Configuring Cloudera Data Science Workbench Deployments Behind a Proxy

If your deployment is behind an HTTP or HTTPS proxy, you must configure the hostname of the proxy you are using in Cloudera Data Science Workbench as follows.
HTTP_PROXY="<http://proxy_host>:<proxy-port>"
HTTPS_PROXY="<http://proxy_host>:<proxy_port>"

Depending on your deployment, use one of the following methods to configure the proxy in Cloudera Science Workbench:

  • CSD - Set the HTTP Proxy or HTTPS Proxy properties in the Cloudera Manager's CDSW service.
  • RPM - Set the HTTP_PROXY or HTTPS_PROXY properties in /etc/cdsw/config/cdsw.conf on all Cloudera Data Science Workbench gateway hosts.
Intermediate Proxy: If you are using an intermediate proxy such as Cntlm to handle NTLM authentication, add the Cntlm proxy address to these fields.
HTTP_PROXY="http://localhost:3128"
HTTPS_PROXY="http://localhost:3128"

Supporting a TLS-Enabled Proxy Server:

If the proxy server uses TLS encryption to handle connection requests, you will need to add the proxy's root CA certificate to your host's store of trusted certificates. This is because proxy servers typically sign their server certificate with their own root certificate. Therefore, any connection attempts will fail until the Cloudera Data Science Workbench host trusts the proxy's root CA certificate. If you do not have access to your proxy's root certificate, contact your Network / IT administrator.

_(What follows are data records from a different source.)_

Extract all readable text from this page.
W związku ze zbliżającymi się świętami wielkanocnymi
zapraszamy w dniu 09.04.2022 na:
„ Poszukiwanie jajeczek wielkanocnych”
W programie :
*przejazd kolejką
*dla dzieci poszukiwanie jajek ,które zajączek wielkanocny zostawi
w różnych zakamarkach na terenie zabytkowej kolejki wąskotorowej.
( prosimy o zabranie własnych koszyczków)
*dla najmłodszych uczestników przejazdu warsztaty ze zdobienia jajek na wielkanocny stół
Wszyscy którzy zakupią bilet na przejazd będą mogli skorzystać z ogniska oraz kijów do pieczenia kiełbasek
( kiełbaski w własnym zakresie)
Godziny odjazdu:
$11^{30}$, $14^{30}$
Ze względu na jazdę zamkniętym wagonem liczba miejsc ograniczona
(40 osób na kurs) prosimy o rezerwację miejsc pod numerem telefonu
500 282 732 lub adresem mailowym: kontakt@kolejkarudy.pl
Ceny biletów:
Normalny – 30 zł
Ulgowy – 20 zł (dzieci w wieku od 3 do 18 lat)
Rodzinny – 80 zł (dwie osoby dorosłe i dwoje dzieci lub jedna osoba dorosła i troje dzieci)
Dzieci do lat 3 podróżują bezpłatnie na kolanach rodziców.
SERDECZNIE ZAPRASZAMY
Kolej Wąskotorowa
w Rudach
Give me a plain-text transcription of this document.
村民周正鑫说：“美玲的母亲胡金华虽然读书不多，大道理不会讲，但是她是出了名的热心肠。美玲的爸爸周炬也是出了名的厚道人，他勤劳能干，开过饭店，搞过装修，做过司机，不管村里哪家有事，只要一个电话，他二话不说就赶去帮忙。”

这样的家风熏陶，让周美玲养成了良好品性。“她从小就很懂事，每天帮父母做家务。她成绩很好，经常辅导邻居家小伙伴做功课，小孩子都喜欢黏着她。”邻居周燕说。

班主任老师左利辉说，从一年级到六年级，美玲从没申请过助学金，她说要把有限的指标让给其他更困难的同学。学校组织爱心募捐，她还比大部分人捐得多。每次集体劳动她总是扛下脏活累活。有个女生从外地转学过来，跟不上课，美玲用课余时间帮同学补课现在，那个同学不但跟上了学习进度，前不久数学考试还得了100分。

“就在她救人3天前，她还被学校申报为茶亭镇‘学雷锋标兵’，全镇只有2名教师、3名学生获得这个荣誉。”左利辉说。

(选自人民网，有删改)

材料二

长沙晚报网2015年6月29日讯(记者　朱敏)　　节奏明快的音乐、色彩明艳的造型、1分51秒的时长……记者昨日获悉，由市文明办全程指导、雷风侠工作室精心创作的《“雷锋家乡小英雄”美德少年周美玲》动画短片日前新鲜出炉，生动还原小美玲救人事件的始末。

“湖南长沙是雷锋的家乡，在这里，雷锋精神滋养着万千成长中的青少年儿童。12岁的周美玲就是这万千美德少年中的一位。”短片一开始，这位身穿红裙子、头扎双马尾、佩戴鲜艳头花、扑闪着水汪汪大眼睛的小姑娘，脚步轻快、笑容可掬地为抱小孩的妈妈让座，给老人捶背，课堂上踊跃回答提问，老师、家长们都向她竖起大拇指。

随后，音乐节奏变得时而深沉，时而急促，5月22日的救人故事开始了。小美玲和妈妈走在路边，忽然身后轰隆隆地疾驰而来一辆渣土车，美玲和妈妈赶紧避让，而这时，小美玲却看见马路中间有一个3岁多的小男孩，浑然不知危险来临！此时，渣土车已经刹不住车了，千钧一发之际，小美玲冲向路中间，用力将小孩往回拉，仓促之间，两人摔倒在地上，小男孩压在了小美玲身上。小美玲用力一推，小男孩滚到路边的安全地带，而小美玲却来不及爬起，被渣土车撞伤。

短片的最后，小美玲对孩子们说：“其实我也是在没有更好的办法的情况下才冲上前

To enable trust, perform the following steps on the master and worker hosts.
  1. Copy the proxy's root certificate to the trusted CA certificate store (ca-trust) on the Cloudera Data Science Workbench host.
    cp /tmp/<proxy-root-certificate>.crt /etc/pki/ca-trust/source/anchors/
  2. Use the following command to rebuild the trusted certificate store.
    update-ca-trust extract
  3. If you will be using custom engine images that will be pulled from a Docker repository, add the proxy's root certificates to a directory under /etc/docker/certs.d. For example, if your Docker repository is at docker.repository.mycompany.com, create the following directory structure:
    /etc/docker/certs.d
    |-- docker.repository.mycompany.com          # Directory named after Docker repository 
        |-- <proxy-root-certificate>.crt         # Docker-related root CA certificates 

    This step is not required with the standard engine images because they are included in the Cloudera Data Science Workbench RPM.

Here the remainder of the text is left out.